Le 11 janvier 2026, lors d’un discours prononcé à Sälen, en Suède, le commissaire européen à la Défense a relancé le débat sur une armée européenne. Cette déclaration, formulée devant des responsables politiques et militaires, s’inscrit dans un moment charnière pour l’Union européenne, confrontée à une recomposition stratégique de sa Défense et à une interrogation sur la place des troupes américaines en Europe.
Une armée européenne pour remplacer les troupes américaines
Selon Andrius Kubilius, l’armée européenne doit être pensée comme une réponse directe à la dépendance stratégique vis-à-vis des USA. Ainsi, dans sa déclaration, il a souligné que près de 100 000 troupes américaines constituent aujourd’hui l’ossature militaire de la sécurité européenne. Or, a-t-il averti, cette situation expose l’Union européenne à un risque politique majeur. De ce fait, la création d’une armée commune devient, selon lui, une option crédible et nécessaire pour assurer la Défense collective.

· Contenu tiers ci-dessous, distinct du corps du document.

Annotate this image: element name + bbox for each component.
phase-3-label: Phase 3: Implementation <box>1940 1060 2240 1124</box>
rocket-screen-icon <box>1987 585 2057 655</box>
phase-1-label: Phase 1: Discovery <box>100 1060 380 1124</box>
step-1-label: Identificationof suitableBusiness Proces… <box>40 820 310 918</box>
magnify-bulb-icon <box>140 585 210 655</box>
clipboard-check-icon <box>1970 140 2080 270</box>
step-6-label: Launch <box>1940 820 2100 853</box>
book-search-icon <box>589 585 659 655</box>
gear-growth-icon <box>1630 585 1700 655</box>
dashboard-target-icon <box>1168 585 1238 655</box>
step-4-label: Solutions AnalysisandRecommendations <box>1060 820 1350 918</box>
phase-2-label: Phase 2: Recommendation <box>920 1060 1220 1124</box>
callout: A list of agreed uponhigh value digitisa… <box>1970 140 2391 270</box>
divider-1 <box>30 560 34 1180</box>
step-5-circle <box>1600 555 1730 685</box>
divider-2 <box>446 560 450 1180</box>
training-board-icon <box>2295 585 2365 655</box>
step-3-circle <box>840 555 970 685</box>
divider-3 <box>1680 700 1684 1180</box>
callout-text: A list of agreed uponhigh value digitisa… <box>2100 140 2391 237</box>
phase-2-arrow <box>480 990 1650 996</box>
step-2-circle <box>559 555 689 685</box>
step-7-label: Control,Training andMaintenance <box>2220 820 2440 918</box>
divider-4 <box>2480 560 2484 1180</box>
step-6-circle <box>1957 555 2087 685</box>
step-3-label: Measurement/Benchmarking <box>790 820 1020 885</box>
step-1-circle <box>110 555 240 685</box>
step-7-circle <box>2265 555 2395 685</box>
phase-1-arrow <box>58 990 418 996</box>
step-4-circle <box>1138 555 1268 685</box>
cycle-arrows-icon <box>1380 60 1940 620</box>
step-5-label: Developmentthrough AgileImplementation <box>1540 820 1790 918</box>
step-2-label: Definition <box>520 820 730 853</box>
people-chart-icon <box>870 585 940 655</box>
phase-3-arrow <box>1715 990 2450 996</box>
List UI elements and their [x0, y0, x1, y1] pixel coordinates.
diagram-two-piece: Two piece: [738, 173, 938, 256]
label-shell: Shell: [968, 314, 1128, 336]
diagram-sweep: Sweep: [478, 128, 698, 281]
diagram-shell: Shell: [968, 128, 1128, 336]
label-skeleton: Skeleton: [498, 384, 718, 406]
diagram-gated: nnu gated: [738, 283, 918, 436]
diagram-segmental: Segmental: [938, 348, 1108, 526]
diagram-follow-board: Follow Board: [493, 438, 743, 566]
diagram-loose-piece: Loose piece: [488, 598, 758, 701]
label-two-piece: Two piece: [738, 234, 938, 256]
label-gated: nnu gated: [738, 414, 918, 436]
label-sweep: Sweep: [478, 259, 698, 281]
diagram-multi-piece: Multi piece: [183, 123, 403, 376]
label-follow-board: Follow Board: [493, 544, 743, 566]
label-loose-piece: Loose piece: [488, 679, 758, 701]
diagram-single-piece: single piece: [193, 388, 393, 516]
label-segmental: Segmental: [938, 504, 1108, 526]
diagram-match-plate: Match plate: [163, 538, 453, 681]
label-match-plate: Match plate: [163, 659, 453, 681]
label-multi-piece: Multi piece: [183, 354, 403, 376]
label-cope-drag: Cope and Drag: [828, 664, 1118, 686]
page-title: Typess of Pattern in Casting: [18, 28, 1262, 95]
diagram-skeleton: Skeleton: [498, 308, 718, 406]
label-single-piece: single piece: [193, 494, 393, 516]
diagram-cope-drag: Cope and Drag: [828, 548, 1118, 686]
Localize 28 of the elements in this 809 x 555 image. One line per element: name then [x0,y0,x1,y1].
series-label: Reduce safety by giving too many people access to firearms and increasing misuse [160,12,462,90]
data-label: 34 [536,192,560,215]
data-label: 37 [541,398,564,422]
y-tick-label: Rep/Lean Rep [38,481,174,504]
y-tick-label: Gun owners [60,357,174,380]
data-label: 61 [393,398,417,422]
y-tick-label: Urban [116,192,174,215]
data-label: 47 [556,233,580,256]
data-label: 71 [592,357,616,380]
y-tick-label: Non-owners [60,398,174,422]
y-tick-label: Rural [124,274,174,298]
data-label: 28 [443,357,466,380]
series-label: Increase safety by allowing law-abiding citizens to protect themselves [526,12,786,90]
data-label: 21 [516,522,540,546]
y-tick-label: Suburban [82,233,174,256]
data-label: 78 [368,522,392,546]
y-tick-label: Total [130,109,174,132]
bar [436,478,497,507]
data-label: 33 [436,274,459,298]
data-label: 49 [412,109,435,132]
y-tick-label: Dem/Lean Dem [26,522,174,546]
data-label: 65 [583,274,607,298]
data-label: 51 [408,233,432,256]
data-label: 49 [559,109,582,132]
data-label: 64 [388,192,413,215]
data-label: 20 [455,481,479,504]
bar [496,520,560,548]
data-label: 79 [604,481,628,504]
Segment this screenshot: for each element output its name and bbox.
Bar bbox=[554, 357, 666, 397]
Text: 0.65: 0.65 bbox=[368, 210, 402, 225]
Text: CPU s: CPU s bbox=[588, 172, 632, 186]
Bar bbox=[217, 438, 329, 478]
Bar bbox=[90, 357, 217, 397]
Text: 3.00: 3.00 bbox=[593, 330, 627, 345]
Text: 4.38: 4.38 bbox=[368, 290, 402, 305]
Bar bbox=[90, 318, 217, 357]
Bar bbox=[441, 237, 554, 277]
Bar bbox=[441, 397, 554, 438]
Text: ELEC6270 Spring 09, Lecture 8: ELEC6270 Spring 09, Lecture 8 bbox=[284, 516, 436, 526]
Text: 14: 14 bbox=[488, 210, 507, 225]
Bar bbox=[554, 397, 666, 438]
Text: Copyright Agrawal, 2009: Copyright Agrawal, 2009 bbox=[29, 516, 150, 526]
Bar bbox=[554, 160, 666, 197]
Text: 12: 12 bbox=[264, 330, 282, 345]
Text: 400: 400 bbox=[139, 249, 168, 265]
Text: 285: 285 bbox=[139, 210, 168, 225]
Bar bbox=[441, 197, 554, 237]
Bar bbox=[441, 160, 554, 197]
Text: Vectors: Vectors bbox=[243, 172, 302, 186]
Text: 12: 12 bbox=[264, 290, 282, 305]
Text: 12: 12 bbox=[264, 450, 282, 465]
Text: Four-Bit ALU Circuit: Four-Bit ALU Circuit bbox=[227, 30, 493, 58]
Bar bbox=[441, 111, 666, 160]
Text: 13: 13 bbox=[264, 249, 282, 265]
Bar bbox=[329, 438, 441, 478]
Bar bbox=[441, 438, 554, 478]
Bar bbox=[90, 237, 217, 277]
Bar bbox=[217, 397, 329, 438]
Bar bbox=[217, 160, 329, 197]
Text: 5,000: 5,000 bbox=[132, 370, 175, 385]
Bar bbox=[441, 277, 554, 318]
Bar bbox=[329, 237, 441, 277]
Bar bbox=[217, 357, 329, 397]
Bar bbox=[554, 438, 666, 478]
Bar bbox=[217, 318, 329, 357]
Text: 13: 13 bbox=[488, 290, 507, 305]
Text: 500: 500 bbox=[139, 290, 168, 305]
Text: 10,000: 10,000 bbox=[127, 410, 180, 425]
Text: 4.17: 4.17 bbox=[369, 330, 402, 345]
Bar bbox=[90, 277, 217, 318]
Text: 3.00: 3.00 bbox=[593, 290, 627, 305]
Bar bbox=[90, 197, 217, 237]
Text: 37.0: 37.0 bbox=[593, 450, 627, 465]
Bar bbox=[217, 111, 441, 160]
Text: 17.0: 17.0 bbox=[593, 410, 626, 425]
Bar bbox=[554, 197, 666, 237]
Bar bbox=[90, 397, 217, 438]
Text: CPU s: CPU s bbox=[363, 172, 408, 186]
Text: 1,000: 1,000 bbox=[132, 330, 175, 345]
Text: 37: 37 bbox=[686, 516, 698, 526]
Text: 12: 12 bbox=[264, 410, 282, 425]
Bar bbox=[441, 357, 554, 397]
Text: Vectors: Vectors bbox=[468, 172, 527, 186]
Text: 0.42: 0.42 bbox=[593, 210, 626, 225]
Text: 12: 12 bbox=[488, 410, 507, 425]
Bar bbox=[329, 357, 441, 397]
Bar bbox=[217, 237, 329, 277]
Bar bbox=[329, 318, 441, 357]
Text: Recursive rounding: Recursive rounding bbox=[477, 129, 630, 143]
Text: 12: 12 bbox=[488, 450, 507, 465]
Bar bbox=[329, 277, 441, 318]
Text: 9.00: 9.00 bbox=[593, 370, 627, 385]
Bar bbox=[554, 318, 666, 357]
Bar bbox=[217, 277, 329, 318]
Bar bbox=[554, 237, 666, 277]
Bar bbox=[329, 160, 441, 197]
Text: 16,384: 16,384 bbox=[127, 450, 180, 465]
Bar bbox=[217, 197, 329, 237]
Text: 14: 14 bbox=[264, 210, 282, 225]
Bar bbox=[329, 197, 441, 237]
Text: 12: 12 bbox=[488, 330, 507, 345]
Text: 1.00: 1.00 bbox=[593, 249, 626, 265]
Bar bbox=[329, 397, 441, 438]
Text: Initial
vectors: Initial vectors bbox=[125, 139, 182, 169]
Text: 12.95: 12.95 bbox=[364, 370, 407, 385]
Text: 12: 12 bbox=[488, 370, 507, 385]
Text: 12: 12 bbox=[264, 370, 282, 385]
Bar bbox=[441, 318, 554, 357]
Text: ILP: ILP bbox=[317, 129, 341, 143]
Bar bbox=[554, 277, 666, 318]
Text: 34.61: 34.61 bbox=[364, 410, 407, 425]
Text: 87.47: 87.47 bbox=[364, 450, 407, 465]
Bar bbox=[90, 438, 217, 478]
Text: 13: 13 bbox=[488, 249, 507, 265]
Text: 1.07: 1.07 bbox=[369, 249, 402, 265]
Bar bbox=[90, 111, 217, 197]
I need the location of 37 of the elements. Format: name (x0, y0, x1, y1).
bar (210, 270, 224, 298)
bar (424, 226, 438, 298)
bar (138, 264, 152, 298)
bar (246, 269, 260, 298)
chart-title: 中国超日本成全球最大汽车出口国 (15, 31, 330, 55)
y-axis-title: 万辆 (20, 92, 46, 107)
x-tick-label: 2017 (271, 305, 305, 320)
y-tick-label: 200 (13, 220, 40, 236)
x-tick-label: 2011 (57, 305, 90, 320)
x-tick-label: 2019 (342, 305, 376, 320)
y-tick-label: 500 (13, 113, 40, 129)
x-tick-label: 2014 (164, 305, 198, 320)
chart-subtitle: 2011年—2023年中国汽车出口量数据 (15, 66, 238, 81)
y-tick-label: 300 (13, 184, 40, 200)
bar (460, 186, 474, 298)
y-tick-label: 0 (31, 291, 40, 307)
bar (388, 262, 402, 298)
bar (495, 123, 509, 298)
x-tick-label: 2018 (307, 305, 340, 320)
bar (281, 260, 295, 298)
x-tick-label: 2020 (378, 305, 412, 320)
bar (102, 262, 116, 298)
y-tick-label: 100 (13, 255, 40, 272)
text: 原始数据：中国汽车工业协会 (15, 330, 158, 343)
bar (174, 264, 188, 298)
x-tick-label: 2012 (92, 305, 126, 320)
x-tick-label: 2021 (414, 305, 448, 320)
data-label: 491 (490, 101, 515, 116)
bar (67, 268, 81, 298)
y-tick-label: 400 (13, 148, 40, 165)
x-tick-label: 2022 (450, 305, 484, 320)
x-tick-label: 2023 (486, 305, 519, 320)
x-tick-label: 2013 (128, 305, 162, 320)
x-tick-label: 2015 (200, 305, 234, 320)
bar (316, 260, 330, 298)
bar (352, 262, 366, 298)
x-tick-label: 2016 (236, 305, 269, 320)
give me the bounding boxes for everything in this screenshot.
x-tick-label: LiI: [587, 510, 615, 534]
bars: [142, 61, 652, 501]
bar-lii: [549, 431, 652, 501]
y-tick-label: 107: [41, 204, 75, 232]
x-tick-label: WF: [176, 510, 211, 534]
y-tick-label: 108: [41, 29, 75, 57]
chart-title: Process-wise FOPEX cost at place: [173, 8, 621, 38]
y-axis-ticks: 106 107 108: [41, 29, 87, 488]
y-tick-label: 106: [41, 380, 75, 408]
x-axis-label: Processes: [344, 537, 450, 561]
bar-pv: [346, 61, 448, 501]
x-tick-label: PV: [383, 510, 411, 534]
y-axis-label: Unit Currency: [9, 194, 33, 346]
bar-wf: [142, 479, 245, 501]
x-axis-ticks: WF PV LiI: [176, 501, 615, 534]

Le commissaire européen à la Défense a insisté sur le caractère pragmatique de cette armée. Il ne s’agit pas, a-t-il expliqué, de dupliquer l’OTAN, mais de disposer d’une capacité militaire autonome. À cet égard, il a déclaré que la question centrale est simple : comment remplacer une force américaine de 100 000 soldats si celle-ci venait à se retirer, a-t-il demandé lors de son intervention, selon Le Monde.
Une armée pensée comme un outil politique de Défense européenne
Au-delà de la question des troupes, Andrius Kubilius a détaillé la philosophie politique de cette armée européenne. Selon lui, la Défense ne peut plus reposer uniquement sur des programmes de réarmement nationaux. Certes, a-t-il reconnu, l’Union européenne investit des milliards d’euros dans ses capacités militaires, mais ces efforts restent fragmentés. Or, sans signal politique clair sur la volonté d’utiliser ces moyens, une armée crédible ne peut émerger, a-t-il souligné.
Selon lui, annoncer des budgets de Défense élevés sans structure commune revient à affaiblir la dissuasion européenne. Ainsi, une armée européenne aurait vocation à montrer que l’Union européenne est prête à défendre son territoire, y compris sans l’appui immédiat des USA. Cette approche, a-t-il précisé, vise autant les partenaires que les adversaires potentiels, selon Le Figaro.
Une armée encadrée par un Conseil de sécurité européen
Andrius Kubilius a proposé d’accompagner la future armée européenne d’un nouvel outil institutionnel : la création d’un Conseil de sécurité européen permettrait de surmonter les lenteurs décisionnelles actuelles de l’Union européenne en matière de Défense. Ce conseil, composé de membres permanents et de membres tournants, aurait pour mission de coordonner l’action militaire et de statuer rapidement sur l’engagement des troupes.
Il a insisté sur le fait que cette architecture institutionnelle renforcerait la cohérence stratégique de l’armée européenne. En centralisant la décision, l’Union européenne gagnerait en lisibilité et en efficacité, a-t-il expliqué dans une déclaration reprise par Le Parisien. Selon lui, cette réforme est indissociable de la montée en puissance d’une armée commune, car sans gouvernance claire, la Défense européenne resterait dépendante des choix américains et, par conséquent, des USA.